The next day, the main order of the day was to refuel the boat. We headed for nearby Wickford Cove where the marina Maryanne spoke to the day before was located. Their fuel dock was occupied so we tied up at the free public docks at the end of the fairway and had a look around. It was a beautiful day and lots of people were out enjoying this beautiful village. We got a couple of books from a second hand book store and something to nibble on at a bakery while we strolled around. There was a market called Ryan's that had it's own dock near the public dock that cruisers could use to stop and provision. We went in to pick up a few items. One of the staff apologized for not having much selection and explained that in a couple of hours, the store, which has been there for 122 years, was closing for good. He said that a couple of giant chain stores had opened nearby and there was no way they could compete. It's a shame to a store that has so much character and is such a good resource fall by the wayside.

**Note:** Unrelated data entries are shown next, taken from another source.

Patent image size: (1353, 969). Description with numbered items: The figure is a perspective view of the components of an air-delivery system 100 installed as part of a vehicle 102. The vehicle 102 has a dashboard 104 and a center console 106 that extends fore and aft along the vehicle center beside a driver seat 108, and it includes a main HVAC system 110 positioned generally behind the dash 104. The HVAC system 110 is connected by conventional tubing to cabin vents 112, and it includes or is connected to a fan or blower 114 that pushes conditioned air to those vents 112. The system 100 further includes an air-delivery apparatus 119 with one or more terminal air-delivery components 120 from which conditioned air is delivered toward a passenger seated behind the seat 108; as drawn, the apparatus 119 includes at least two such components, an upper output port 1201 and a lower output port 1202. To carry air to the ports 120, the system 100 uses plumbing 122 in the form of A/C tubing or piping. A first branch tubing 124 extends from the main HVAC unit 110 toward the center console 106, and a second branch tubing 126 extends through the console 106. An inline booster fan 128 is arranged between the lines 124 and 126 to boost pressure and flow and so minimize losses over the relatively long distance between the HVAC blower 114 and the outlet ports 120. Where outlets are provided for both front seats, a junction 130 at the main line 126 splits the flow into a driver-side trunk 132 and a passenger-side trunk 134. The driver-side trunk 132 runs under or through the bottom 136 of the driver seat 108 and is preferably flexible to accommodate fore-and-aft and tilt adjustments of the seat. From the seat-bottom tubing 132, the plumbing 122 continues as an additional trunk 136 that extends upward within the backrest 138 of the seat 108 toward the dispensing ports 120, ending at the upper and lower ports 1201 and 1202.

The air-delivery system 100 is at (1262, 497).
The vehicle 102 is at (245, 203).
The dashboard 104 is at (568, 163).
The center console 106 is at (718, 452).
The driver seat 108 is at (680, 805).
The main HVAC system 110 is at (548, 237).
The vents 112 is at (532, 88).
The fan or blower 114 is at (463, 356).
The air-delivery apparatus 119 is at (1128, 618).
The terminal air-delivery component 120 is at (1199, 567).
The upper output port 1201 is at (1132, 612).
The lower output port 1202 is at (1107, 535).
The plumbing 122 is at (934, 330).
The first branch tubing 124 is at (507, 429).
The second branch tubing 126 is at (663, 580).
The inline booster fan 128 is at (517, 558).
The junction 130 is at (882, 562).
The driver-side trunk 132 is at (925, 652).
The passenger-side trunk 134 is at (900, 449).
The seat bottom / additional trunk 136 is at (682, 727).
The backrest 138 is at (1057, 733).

Afterwards, we finally were able to load up on diesel ($4.50/gallon) and headed out into the bay for or next night's anchorage in the Kickamuit River on the other side of Bristol. Apart from one cargo ship, we had the whole place to ourselves as we enjoyed perfect sailing conditions as we weaved or way between islands to the anchorage. This place is so pretty and well suited to sailing that they should really think about having races here! The Kickamuit River reminds me of some of the prettier places on the Chesapeake. Its quiet and remote with just a few houses here and there to break things up. I reflexively thought that I should remember this place for weekends, etc. then realized that it may be years before we see it again, what with all of the traveling and all.

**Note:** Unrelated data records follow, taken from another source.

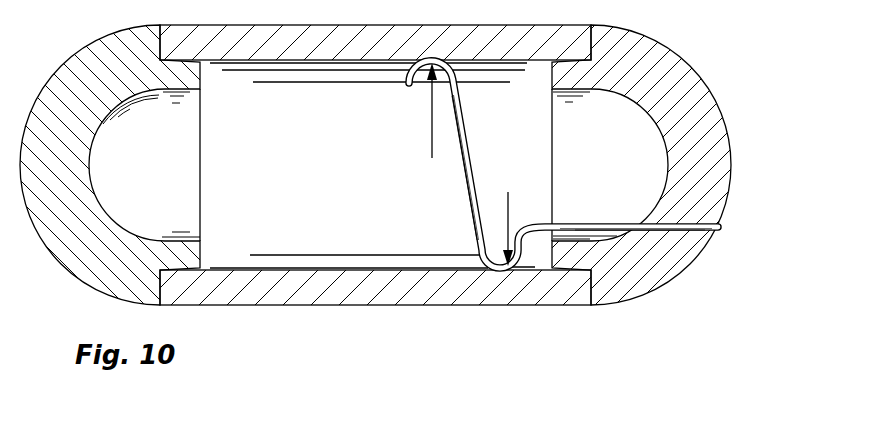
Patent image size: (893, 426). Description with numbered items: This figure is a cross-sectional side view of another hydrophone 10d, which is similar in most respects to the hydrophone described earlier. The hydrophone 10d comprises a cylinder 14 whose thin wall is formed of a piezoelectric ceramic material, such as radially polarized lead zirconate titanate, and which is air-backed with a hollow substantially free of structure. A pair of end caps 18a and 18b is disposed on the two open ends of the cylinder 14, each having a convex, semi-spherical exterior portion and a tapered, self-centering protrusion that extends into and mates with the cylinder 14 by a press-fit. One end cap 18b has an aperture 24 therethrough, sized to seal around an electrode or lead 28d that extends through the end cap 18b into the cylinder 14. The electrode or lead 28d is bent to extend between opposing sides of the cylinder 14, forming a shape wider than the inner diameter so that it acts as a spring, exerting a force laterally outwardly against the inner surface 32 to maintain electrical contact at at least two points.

The hydrophone 10d is at (380, 211).
The cylinder 14 is at (515, 292).
The end cap 18a is at (58, 242).
The end cap 18b is at (667, 268).
The aperture 24 is at (683, 232).
The electrode or lead 28d is at (462, 173).
The inner surface 32 is at (283, 305).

The following day we sailed to Potter Cove on Prudence Island, which is only accessible by boat. The entire cove is filled with moorings spaced maybe 100 feet apart. Naturally, since we beat all of the crowds, we were the only boat in the cove. We got a chance to weave in through the moorings to find a spot to anchor in the shallows, all while under sail. Even though it is a very busy maneuver, there is something immensely satisfying about finding a spot, rounding up, dropping the anchor and backing down on it all under sail. We don't need no stinkin' motor!

The next morning, we only had a short sail back to our base in Apponaug so we decided to sail up the Providence River to the City for a look. We got under way under sail, which involved a lot of short tacking and quick maneuvering, and went up the river. We kept busy using all points of sail as we looked at the beautiful lighthouses and homes along the water. The last couple of miles to the downtown area of Providence the river transitions into an industrial port with loading docks, commercial wharves, etc. We figured that since we were already there, we would go as far as we could without losing the mast. Now we've seen it.

This place is so surprisingly empty. We have seen a couple of other local boats but basically we have had the whole state to ourselves. We haven't seen any other boats that were obviously cruising boats (wind generators, tons of gear lashed on deck).[ I flew into Charleston, South Carolina a couple of days later, 600 miles to the South. That's where they all are. We beat the crowds!] It has been really nice having Maryanne retired. When I get home from work, everything is done and the boat's ready to go. We have the whole time together instead of just the two weekend days. Even though I only have a few days off at a time, I feel like I'm on vacation every time I come home. Everybody has been really nice to us and the area is just beautiful, particularly for sailing. One really big surprise is that my adorable wife, who is really bad at accents, is able to do a pretty good Rhode Island one. I think it's because both English and Rhode Island accents aren't so big on pronouncing their rs. (she says she does, but it just comes out ahs.)